Chives have a special place in the garden – and that would be right up there with weeds. Much like mint, they’re invasive, spreading and stretching, popping up feet after feet away from their original planting site. Pesky plants. After I dug up some clumps last spring, they’ve sprouted near my roses bushes, nudged next to the lilies, and tangled themselves up with the thyme.

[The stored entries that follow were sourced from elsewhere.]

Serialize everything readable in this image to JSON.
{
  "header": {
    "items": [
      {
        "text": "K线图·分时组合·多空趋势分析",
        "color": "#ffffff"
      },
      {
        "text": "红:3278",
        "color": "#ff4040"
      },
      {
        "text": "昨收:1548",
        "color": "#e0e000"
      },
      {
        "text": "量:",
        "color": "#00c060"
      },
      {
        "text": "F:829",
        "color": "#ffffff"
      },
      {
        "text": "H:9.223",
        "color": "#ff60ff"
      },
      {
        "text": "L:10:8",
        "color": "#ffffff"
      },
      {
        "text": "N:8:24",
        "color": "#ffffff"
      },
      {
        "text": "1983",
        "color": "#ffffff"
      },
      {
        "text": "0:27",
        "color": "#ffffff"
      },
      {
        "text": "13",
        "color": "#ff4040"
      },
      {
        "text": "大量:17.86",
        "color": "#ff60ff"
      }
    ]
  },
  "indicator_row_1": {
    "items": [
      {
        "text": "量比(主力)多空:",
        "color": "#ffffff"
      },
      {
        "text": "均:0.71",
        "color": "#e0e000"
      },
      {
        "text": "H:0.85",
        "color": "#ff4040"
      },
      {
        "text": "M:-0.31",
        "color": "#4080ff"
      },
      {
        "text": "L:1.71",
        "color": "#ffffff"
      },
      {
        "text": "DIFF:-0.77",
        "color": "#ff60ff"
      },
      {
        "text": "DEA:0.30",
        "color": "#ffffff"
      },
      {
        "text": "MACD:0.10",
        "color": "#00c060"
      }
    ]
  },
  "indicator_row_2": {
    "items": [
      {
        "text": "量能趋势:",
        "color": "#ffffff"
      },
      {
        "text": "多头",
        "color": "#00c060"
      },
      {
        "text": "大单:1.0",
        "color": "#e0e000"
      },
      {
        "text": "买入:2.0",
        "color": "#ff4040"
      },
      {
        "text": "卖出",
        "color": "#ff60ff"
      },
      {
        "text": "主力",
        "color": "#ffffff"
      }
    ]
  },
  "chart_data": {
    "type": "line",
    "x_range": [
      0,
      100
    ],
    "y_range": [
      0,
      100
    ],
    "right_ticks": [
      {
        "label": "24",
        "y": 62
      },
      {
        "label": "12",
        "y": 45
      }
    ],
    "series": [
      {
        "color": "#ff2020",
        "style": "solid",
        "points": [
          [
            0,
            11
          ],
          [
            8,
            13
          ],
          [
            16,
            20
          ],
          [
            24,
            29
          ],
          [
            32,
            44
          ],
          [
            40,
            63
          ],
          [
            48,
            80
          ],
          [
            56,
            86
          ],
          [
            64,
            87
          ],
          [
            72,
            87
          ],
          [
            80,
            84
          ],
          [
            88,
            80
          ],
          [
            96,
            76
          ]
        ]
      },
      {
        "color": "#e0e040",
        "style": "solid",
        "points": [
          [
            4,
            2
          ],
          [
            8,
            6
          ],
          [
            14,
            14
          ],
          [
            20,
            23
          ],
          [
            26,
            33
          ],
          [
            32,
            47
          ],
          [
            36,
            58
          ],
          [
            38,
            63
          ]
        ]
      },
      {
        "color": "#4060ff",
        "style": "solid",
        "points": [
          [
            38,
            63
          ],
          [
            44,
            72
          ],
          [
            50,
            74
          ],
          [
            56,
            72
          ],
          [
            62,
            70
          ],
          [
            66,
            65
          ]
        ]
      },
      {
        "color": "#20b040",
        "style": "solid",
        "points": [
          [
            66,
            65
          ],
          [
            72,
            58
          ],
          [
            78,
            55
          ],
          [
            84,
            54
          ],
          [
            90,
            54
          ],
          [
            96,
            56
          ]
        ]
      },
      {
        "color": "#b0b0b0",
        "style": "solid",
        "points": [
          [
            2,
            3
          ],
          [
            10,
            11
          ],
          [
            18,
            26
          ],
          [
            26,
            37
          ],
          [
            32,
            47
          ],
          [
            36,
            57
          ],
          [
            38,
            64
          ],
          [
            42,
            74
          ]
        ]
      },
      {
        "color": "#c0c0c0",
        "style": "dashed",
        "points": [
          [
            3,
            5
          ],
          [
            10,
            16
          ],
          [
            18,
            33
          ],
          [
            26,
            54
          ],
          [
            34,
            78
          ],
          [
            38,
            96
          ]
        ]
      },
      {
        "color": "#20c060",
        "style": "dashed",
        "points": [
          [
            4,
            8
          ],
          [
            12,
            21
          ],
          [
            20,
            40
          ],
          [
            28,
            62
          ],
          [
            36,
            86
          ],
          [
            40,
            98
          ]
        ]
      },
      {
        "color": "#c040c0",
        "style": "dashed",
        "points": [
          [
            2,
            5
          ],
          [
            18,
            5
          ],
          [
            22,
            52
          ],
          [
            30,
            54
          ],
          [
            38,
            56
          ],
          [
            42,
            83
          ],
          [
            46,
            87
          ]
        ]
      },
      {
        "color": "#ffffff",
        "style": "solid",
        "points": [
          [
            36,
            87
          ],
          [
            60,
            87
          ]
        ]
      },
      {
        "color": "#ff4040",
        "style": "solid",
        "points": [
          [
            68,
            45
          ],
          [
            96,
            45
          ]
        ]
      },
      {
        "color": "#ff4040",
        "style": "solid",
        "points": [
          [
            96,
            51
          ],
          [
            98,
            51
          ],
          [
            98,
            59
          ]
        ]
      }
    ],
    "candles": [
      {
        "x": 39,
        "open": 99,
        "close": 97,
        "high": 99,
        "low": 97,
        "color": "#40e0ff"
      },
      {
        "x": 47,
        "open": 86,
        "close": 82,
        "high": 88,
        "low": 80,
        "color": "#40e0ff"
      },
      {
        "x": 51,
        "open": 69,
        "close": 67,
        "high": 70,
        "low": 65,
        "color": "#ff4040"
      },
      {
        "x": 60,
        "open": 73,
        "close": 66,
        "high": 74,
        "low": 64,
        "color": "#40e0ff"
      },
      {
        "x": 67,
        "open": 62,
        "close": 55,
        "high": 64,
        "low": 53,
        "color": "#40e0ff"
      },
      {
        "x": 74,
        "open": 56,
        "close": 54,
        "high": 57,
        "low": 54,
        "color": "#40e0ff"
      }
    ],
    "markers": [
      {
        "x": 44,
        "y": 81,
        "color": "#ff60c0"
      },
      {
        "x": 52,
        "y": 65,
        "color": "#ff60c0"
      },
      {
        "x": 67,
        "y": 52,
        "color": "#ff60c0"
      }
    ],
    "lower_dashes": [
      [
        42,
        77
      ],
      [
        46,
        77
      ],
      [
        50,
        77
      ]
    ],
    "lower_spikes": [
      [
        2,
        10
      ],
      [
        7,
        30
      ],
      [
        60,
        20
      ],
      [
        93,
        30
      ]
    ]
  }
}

This annoyance is really all my fault. Before laying out a formal herb bed, I moved my chives three times. The worst was crowding them into the perennial flower garden (a bad, bad idea which still has me pulling onion-scented sprigs!) But there was an upside because now I’ve an abundance of chives bursting with spiky purple flowers and those edible petals are every bit as delicious as they are pretty. Slightly more pungent than the chives’ green stems, they impart equal parts soft crunch and potent oniony flavor to salads and pastas. Under Jon’s dubious brow – which believe me, was contorted with dreading curiosity – I tossed lemon vinaigrette with greens, walnuts, feta, pepper, and a few choice flowers. Needless to say he was surprised by the flavor. This edible is not your typical, bland pansy!
When you’re prepping, just make sure to wash and dry the flowers carefully, keeping an eye out for any small crawling creatures. Then discard the hardened flower stems and voila!